Systems were constructed of three main kinds of interconnected units, CPUs, system control units including memory, and I/O multiplexer (IOM) to connect peripherals, disk storage and tape drives.

Selected Systems

GE-635/645

The GE-635 as member of the GE-600 series was likely the first general purpose SMP system, though the GCOS/GECOS operating system treated the processors as a master and up to three slaves. At Dartmouth College, the GE-635 was used to develop Dartmouth Time Sharing System starting in 1965, while Multics was developed by MIT [2], General Electric and Bell Labs requiring virtual memory of the hardware advanced GE-645 [3] [4]. The Dartmouth College chess programs Dartmouth CP and Dart 4.1 ran on the GE-635.

Level 66/68

Introduced in 1975, Level 66/68 were enhanced versions of the 6000 series, running GCOS/Multics.

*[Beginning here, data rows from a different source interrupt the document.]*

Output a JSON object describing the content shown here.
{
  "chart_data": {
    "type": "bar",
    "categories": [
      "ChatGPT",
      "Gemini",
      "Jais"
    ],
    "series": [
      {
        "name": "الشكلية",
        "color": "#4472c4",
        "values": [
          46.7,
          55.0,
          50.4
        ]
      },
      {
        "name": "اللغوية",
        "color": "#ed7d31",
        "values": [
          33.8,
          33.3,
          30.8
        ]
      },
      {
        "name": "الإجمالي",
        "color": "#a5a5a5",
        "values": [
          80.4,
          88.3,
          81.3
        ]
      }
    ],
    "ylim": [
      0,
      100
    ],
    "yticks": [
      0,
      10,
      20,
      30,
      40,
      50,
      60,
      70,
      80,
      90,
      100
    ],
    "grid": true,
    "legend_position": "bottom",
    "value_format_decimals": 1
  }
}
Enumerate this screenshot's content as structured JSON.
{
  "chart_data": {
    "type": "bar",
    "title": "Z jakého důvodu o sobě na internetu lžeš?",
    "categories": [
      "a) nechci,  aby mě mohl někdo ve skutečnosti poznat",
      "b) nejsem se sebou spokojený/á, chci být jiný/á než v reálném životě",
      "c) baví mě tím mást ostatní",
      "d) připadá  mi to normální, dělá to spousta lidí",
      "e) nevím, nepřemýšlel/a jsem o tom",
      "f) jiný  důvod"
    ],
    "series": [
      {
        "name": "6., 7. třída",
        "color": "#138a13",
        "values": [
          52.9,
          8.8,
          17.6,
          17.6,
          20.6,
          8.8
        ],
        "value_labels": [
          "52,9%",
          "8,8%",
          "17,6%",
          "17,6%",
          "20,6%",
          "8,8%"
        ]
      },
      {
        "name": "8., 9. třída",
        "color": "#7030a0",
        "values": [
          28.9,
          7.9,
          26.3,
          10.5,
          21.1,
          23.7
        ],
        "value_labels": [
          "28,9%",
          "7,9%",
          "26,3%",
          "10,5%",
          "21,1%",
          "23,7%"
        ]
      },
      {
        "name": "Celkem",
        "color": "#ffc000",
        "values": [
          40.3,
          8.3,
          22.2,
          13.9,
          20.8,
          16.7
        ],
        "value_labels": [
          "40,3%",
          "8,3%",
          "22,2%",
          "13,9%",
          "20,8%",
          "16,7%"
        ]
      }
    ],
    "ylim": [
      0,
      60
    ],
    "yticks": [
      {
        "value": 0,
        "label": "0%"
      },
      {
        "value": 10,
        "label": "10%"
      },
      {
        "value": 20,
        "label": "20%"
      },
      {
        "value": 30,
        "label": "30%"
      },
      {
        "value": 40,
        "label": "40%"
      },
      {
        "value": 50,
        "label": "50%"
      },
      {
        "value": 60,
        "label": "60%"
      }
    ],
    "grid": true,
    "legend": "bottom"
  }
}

GCOS models included the 66/05, /10, /20, /40, /60 and /80, particular models with various memory sizes, etc.. Systems could have a maximum of seven CPUs and four IOMs, the total of the two restricted to eight [5].

DPS 8

The Honeywell DPS8 was a descendant of the GE-645 released in 1983. The DPS8/70 is a particular model in the line [6]. Phoenix played the WCCC 1983 on such a $10 million machine.